Military Stories: The first week.

When I arrived at boot camp, everything moved in slow motion. It feels that way from the moment you enter the dorms until the day you leave. The only difference is that you begin to adapt. I went through basic about 20 years ago, but I still remember the first week.

Most of us arrived at night, and continued to filter in overnight. Every time someone new arrived, there was screaming and insanity. It continued all night and felt like a bad nightmare. You barely got any sleep, and when you started to nod off, a new recruit would arrive and you’d be woken up again. It makes you delirious after awhile.

That next morning, we were all woken up, and the training instructor continued screaming at us. He was screaming that we had to shave every morning or else. He shouted that if you shaved at night, then went to sleep,  you’d have 8 hours of facial hair growth by the morning, and then you’d fail inspections.

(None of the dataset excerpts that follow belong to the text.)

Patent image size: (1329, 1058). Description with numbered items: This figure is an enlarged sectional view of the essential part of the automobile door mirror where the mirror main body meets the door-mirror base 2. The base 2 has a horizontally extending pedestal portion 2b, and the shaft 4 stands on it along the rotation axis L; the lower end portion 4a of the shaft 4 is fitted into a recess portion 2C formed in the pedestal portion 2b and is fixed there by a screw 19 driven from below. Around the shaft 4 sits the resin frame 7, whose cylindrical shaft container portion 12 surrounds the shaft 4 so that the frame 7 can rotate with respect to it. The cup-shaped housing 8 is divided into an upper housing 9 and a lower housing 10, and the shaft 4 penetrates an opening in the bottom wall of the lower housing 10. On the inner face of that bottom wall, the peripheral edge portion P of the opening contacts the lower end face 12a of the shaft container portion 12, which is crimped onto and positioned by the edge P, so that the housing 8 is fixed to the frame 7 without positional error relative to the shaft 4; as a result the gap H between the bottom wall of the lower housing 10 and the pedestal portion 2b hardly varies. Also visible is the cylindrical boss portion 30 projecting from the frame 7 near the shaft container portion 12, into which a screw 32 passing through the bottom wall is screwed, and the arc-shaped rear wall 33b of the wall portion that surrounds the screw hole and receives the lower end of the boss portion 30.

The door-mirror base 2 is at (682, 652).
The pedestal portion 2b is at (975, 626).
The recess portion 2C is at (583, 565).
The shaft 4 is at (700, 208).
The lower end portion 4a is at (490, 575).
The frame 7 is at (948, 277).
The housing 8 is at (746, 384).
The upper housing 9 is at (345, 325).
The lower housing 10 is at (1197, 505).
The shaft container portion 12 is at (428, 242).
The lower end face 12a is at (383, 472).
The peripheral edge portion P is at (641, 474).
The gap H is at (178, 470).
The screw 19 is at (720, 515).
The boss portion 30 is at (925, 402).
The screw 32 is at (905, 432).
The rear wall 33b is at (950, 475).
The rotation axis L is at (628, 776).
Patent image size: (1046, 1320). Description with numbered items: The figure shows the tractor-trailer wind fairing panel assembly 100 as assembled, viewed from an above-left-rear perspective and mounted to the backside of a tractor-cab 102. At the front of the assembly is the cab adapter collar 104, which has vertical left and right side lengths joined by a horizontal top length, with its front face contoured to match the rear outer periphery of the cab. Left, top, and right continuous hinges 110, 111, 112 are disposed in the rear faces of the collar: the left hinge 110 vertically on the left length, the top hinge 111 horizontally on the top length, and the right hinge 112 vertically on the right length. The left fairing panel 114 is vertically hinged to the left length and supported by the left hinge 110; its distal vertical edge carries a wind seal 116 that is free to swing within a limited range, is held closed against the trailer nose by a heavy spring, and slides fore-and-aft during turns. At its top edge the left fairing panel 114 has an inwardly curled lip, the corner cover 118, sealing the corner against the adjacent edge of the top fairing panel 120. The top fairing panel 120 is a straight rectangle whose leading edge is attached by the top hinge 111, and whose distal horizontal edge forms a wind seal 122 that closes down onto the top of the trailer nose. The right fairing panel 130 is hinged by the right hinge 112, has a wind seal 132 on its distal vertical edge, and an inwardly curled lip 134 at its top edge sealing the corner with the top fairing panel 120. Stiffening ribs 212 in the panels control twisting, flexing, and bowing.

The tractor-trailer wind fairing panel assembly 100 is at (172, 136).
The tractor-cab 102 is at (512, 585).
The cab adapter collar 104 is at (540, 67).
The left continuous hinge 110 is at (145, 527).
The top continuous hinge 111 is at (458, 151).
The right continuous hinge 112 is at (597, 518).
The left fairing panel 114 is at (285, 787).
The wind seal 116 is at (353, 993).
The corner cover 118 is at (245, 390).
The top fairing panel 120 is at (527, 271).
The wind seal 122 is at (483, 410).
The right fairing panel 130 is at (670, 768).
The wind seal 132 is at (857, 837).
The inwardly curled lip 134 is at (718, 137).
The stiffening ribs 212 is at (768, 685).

So that first day I was shaving faster than I’ve ever shaved in my life as they were screaming and rushing us. Somehow I cut my face and my finger pretty badly and I started to bleed a lot. I ignored the pain and stinging and continued shaving.

Once he noticed, the training instructor came over to me and started to scream at me for bleeding on his sink and the floor. He insulted me for being incompetent and asked me if I was trying to commit suicide. To cover his ass, he asked me if I wanted medical attention, I screamed, “Sir, Airman Rodriguez reports as ordered: I do not wish to receive medical attention.” So he resumed screaming, then hurry up and don’t leave a single drop of blood behind! I tried to focus on shaving while keeping the blood from falling anywhere except into the running water. Eventually, the bleeding slowed and we just carried on with our day.

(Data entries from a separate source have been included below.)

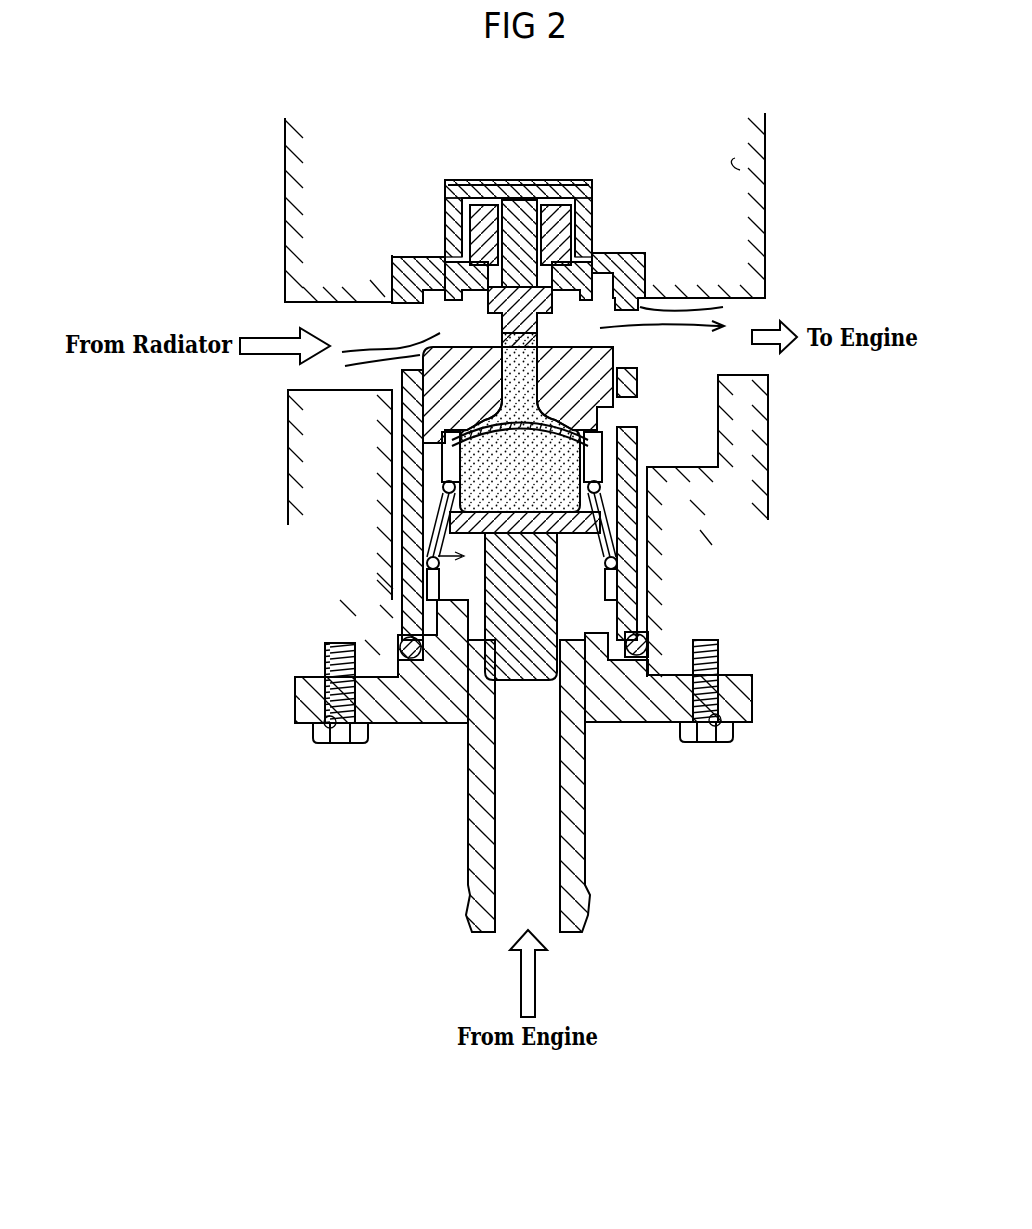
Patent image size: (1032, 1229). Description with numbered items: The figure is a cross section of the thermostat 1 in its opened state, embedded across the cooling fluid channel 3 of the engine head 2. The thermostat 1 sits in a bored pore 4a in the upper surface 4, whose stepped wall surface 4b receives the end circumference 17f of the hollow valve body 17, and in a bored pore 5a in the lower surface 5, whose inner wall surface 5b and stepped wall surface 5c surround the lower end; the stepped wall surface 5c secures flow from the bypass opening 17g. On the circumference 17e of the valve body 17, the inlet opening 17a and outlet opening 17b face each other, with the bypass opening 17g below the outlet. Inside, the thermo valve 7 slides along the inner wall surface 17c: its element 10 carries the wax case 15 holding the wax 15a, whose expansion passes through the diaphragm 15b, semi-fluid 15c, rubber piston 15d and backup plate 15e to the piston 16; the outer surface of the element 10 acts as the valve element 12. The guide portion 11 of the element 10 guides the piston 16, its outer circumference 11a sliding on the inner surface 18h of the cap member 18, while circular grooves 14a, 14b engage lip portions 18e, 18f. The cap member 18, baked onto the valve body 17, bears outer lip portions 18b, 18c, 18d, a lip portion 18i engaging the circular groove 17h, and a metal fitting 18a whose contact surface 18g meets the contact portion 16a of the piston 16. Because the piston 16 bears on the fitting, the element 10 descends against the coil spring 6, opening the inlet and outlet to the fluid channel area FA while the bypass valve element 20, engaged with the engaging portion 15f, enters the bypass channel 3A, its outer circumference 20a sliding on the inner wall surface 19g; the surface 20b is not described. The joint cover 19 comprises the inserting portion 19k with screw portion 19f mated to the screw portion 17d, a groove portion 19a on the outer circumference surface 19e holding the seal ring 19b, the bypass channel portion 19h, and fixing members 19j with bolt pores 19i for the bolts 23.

The thermostat 1 is at (370, 835).
The engine head 2 is at (290, 522).
The cooling fluid channel 3 is at (737, 327).
The bypass channel 3A is at (555, 822).
The upper surface 4 is at (300, 315).
The bored pore 4a is at (370, 297).
The stepped wall surface 4b is at (415, 262).
The lower surface 5 is at (300, 392).
The bored pore 5a is at (650, 600).
The inner wall surface 5b is at (420, 441).
The stepped wall surface 5c is at (680, 461).
The coil spring 6 is at (647, 525).
The thermo valve 7 is at (430, 575).
The element 10 is at (422, 367).
The guide portion 11 is at (445, 225).
The outer circumference 11a is at (590, 332).
The valve element 12 is at (640, 420).
The circular groove 14a is at (445, 262).
The circular groove 14b is at (495, 337).
The wax case 15 is at (440, 560).
The wax 15a is at (647, 509).
The diaphragm 15b is at (430, 480).
The semi-fluid 15c is at (430, 516).
The rubber piston 15d is at (460, 250).
The backup plate 15e is at (447, 232).
The engaging portion 15f is at (395, 588).
The piston 16 is at (520, 200).
The contact portion 16a is at (500, 195).
The valve body 17 is at (380, 287).
The inlet opening 17a is at (428, 331).
The outlet opening 17b is at (638, 383).
The inner wall surface 17c is at (647, 511).
The screw portion 17d is at (398, 648).
The circumference 17e is at (398, 598).
The end circumference 17f is at (570, 282).
The bypass opening 17g is at (640, 424).
The circular groove 17h is at (392, 283).
The cap member 18 is at (470, 178).
The metal fitting 18a is at (600, 185).
The lip portion 18b is at (565, 235).
The lip portion 18c is at (595, 292).
The lip portion 18d is at (650, 265).
The lip portion 18e is at (560, 255).
The lip portion 18f is at (673, 298).
The contact surface 18g is at (580, 185).
The inner surface 18h is at (556, 178).
The lip portion 18i is at (640, 282).
The joint cover 19 is at (700, 748).
The groove portion 19a is at (440, 730).
The seal ring 19b is at (392, 735).
The outer circumference surface 19e is at (728, 658).
The screw portion 19f is at (700, 622).
The inner wall surface 19g is at (470, 820).
The bypass channel portion 19h is at (470, 885).
The bolt pore 19i is at (320, 728).
The fixing member 19j is at (305, 692).
The inserting portion 19k is at (632, 715).
The bypass valve element 20 is at (300, 690).
The outer circumference 20a is at (575, 700).
The mounting flange portion 20b is at (647, 572).
The bolt 23 is at (348, 745).
The fluid channel area FA is at (768, 288).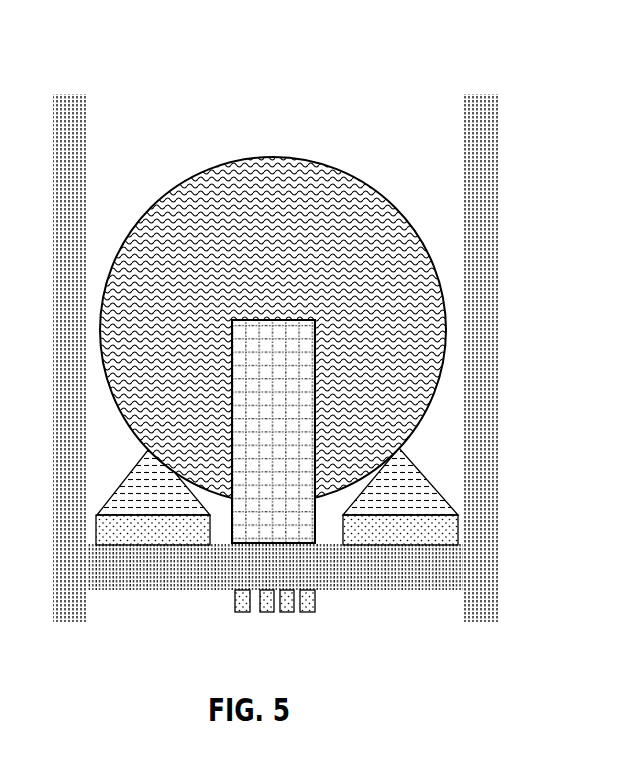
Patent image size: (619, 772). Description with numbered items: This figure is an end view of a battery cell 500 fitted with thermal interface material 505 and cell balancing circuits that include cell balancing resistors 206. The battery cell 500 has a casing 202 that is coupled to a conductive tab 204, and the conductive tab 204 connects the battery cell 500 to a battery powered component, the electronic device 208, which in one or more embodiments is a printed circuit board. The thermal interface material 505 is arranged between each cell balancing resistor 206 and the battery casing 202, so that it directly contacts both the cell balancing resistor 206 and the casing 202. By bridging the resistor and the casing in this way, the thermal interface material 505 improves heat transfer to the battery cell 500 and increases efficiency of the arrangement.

The battery cell 500 is at (324, 90).
The electronic device 208 is at (499, 339).
The casing 202 is at (284, 278).
The conductive tab 204 is at (291, 488).
The thermal interface material 505 is at (164, 504).
The cell balancing resistor 206 is at (277, 531).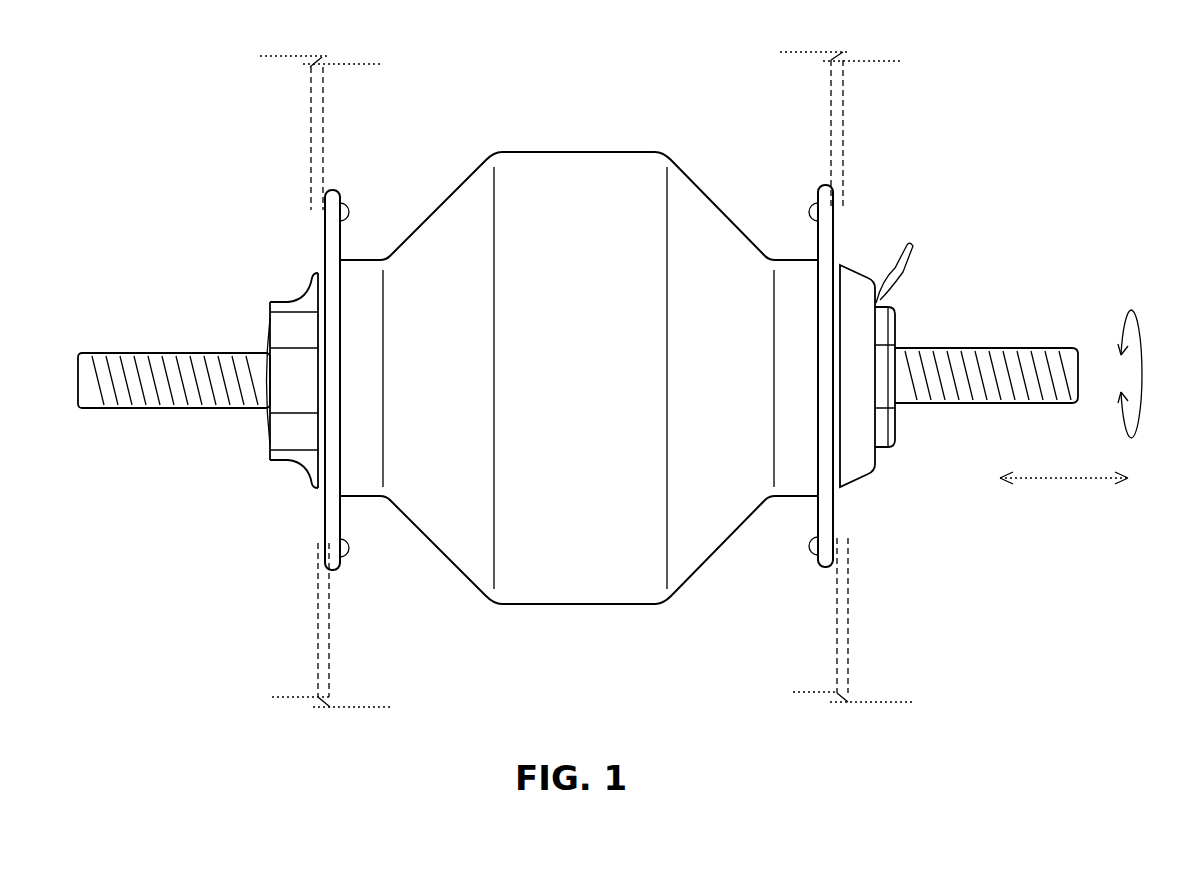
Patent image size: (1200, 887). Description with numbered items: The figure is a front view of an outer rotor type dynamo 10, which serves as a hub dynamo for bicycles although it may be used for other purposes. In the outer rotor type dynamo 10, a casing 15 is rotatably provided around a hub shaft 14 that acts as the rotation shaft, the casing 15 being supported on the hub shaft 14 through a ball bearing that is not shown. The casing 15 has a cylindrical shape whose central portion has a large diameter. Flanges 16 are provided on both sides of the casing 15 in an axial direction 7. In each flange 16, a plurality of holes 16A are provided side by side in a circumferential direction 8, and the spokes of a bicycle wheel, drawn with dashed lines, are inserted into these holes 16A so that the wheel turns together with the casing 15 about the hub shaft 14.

The outer rotor type dynamo 10 is at (164, 604).
The hub shaft 14 is at (167, 352).
The casing 15 is at (577, 151).
The flange 16 is at (324, 243).
The hole 16A is at (820, 185).
The axial direction 7 is at (1066, 482).
The circumferential direction 8 is at (1143, 330).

In terms of taking a piss or a dump, I know for sure that the first few days none of us used the toilet. Our bodies were in such shock that the need never arose. I want to say that it took me about 3-5 days before I recall ever sitting down on the toilet and taking a real dump.

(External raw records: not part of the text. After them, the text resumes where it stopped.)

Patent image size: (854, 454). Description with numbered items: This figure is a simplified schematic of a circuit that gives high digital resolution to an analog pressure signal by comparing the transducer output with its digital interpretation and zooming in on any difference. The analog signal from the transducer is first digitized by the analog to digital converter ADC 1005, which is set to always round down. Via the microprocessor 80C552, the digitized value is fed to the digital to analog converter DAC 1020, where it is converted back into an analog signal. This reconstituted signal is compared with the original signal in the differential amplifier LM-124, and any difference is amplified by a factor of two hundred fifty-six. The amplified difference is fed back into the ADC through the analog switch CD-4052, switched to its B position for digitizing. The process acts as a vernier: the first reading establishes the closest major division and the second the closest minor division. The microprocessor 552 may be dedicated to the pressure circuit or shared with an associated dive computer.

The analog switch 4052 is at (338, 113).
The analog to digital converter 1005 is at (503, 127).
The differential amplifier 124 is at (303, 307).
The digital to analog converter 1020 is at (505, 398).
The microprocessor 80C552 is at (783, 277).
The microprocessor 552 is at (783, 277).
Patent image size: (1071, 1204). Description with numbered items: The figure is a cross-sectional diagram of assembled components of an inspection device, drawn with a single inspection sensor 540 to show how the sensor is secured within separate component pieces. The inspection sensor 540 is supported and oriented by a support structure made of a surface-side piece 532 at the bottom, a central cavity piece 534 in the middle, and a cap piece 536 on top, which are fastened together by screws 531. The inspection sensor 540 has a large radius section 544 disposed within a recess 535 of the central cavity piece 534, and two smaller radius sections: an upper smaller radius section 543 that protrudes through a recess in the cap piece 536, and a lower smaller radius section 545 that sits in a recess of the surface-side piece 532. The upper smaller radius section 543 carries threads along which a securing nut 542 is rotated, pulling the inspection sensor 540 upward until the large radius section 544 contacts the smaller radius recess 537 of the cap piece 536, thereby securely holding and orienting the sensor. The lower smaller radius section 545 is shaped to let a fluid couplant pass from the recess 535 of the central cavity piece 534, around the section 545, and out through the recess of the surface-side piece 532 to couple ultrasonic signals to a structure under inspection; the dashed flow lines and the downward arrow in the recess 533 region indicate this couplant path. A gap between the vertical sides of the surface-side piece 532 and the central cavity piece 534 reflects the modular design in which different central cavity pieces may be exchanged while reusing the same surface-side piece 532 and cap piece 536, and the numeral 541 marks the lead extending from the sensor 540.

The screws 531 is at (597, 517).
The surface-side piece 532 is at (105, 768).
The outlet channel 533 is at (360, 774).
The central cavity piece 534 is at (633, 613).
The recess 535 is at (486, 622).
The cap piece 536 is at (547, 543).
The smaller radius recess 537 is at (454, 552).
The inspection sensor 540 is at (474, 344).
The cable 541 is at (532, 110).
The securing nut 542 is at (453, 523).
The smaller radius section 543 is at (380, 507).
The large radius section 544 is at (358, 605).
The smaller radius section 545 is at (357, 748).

Remember, they demanded that everything was spic and span clean. And using the bathroom meant that you had to walk in there after the bathroom crew had cleaned it up. If the T.I found anything out of place when they came around looking with their flashlights, even one little strand of hair, the bathroom crew would get in trouble, and then we would all get in trouble. If you were the cause of this, it was not a good thing. However, there came a point that I had to shit, and it was very late at night and I just went for it. Thankfully nothing went wrong, after that, I began to shit in the evenings while the others slept.

One of the things I found amazingly interesting is how smokers coped with boot camp. There were no individuals who got sick or exhibited any form of withdrawals. For about four weeks they went from smokers to nonsmokers. I thought that was amazing and applauded their success and new found freedom.

Sadly, nearly to a person, they all started to smoke again once we were given some freedom. It’s a damn shame that they kicked the habit, without even realizing it, and then went right back to it. Idiots. I’d bet that many of them have been trying to quit unsuccessfully since then. Such a damn shame!

The first few days or so we were still in civilian clothing, they called us a rainbow flight. Eventually they’d shave off our hair and provided us the uniform supplies. This was part of our adaption process, it started to make us feel like we belonged there. The first week or two in boot camp are the hardest for sure, but after awhile you get used to the system. I flourished in that environment. I was made an element leader, academic monitor, and house mouse. I had other shit jobs, but those were the good jobs that were given to top performers.

I made a great Airman, I followed orders and executed to a letter. I also happened to exhibit great leadership abilities, this put me in good standing everywhere I went in the military. There actually came a time where I wondered how I would live without it! I was terrified to come back to the civilian world, I wanted to stay active duty but my reserve unit would not allow it. So I returned to civilian life, and a few weeks later I was back to normal. Though it took me a long time to stop ironing my underwear and socks. True story.